Estrogen replacement is not recommended in women with a history of the following conditions: Breast or uterine cancer; Phlebitis and blood clots; Gall bladder disease; Uterine fibroma; and Liver disease.
Side effects of estrogen replacement may include but are not limited to: Increased body fat; Fluid retention; Uterine Bleeding; Depression; Headaches; Impaired glucose tolerance; and Aggravation of migraines.
Progesterone:
Risks associated with progesterone replacement include, but are not limited to: Progestins may cancel the protective effect of estradiol and promote constriction of the coronary arteries; and Progestins may cause birth defects, da e to nerve cells, blood clots and breast cancer.
Side effects of progesterone replacement may include but are not limited to: Nipple or breast tenderness; Drowsiness; Fluid retention; Slight dizziness; Anxiety; Depression; Acne; Hot flashes; Appetite increases; and Weight gain.
Alternatives to Hormone Replacement Therapy:
I understand the reasonable alternatives to hormone replacement therapy, which include:
Leaving the hormone levels as they are and doing nothing; and
Treating the symptoms of declining hormone levels as they develop with non-hormonal therapies.
Patient’s Obligation While Receiving Hormone Replacement Therapy:
I agree to comply with the proposed treatment and therapy as prescribed;
I agree to periodic monitoring, when requested, which may include: Laboratory monitoring of blood or urine chemistries and hormone levels; physical examinations; and regular screening evaluations;
I agree to notify my provider regarding all signs or symptoms of possible reactions to my therapy;
I agree to comply with all other healthy lifestyle activities that have been individually recommended for me;
I have completely disclosed my medical history, including prescription and non-prescription medications that I am currently taking or plan to take during my treatment, as well as any other over-the-counter medications, recreational drugs or social substances, herbs, extracts, and other dietary supplements to my provider. I agree to comply with the recommendations regarding the continuation of these preparations;
In the future I will receive recommendations in advance from my provider before stopping any prescribed therapeutic regimens or taking additional preparations that are not recommended by my provider; and
I certify that I am under the care of a physician(s) for any and all other medical conditions.

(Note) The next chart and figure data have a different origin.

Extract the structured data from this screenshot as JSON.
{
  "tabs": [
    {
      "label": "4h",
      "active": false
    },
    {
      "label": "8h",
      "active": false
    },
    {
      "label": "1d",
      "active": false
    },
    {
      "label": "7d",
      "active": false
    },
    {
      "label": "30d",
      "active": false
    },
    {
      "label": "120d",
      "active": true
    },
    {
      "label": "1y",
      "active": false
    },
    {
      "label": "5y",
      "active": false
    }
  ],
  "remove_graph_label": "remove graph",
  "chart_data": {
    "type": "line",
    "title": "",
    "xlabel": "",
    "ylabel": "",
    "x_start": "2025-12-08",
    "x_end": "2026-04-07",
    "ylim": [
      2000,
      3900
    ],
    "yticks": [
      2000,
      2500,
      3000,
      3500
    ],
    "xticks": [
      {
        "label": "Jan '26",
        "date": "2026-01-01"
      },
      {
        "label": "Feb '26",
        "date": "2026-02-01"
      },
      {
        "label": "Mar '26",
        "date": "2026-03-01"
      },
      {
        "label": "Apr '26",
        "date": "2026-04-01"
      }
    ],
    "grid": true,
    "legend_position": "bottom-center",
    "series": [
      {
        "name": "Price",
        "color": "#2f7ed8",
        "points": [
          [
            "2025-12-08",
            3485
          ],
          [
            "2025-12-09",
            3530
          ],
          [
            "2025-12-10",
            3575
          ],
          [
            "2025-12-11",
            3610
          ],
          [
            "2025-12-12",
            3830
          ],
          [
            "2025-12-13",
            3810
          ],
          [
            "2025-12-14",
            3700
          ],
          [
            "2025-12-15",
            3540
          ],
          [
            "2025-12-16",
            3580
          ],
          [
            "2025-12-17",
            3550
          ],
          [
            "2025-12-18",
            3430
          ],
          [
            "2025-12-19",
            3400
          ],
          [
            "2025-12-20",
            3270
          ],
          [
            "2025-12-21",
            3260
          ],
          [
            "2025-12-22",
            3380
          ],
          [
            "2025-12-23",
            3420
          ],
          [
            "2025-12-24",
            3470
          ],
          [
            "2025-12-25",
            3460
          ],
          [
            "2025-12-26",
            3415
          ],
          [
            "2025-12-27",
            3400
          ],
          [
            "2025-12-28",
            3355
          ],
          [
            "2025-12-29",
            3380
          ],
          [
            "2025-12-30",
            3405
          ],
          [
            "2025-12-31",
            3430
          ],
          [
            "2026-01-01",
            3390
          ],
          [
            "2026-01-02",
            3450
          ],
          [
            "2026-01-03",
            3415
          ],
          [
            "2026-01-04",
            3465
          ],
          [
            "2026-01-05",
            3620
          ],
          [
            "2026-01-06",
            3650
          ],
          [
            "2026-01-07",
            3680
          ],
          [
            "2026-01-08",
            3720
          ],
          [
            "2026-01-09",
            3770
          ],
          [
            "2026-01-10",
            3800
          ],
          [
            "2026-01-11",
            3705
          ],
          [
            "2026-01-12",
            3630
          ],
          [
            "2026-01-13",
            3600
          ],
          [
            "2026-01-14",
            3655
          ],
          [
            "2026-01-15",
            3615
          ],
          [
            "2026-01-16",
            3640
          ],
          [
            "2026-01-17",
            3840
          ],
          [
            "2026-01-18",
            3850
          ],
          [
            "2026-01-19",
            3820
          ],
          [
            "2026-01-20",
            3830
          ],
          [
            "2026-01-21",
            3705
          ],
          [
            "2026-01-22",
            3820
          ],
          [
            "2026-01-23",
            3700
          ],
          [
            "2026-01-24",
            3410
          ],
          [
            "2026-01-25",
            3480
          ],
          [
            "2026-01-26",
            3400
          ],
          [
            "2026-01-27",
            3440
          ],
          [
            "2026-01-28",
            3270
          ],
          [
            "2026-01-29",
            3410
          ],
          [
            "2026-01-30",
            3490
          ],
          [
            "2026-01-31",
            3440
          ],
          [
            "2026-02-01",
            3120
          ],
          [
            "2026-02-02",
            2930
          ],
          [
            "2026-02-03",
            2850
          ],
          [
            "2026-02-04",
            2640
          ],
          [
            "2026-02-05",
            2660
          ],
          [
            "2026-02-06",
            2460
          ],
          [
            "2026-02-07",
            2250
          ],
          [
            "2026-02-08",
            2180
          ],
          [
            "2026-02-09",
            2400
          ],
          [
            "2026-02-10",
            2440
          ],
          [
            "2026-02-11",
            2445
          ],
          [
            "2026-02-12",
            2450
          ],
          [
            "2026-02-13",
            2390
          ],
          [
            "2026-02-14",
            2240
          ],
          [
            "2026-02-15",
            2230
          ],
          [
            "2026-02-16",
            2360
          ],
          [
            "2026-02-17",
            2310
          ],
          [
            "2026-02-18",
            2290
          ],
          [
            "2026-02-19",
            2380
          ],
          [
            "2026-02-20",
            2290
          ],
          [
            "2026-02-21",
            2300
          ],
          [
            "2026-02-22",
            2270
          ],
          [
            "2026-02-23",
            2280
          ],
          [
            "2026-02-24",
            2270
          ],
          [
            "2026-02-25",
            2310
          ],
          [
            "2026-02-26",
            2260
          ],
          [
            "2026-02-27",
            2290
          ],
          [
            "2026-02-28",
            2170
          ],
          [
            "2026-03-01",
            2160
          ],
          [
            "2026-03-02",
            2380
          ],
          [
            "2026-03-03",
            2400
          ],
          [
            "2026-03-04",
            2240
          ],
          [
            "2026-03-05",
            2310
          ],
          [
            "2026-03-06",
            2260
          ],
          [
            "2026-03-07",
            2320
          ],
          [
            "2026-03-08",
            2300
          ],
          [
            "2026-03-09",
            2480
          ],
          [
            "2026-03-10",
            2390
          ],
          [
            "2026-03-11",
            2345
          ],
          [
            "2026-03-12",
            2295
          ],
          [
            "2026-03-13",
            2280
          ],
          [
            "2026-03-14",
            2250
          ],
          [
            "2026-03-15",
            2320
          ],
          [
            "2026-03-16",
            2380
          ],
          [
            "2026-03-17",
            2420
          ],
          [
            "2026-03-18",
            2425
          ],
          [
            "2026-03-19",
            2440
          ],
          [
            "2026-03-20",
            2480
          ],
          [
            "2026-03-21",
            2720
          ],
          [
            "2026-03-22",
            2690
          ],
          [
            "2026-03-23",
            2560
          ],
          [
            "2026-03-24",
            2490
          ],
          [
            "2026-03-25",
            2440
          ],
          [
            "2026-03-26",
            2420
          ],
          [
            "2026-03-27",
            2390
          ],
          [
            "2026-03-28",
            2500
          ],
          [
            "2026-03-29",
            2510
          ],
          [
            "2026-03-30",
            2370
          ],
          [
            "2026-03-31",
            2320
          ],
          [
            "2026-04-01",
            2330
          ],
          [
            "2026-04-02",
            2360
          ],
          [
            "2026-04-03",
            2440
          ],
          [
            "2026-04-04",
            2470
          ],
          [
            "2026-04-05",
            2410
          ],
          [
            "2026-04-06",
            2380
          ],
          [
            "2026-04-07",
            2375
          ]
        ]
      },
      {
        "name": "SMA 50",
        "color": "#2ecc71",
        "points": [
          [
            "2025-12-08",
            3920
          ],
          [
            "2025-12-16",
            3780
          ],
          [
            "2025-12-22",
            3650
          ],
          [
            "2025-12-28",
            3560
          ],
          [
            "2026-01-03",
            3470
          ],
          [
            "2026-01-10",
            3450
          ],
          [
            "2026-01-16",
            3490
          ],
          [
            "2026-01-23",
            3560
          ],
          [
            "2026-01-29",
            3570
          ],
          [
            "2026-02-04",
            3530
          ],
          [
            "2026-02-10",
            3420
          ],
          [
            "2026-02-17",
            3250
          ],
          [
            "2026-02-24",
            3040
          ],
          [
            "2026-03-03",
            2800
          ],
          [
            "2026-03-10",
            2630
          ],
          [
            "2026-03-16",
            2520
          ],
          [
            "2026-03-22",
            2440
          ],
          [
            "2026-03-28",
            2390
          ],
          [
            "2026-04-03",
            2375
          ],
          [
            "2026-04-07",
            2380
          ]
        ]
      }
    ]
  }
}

I certify that I have been given the opportunity to ask any and all questions I have concerning the proposed treatment, and I received all requested information and all questions were answered. I fully understand that I have the right to not consent to hormone replacement therapy. I believe I have adequate knowledge upon which to base an informed consent.
I attest to reading and fully understanding this form and the contents and clinical meanings of such and discussing these procedures with my healthcare provider and consent to this treatment, and hereby affix my signature to this authorization for this proposed long-term treatment. I have been given a copy of this consent form, and I understand fully any and all of the possibly represented implications and meanings of its writing and expectations.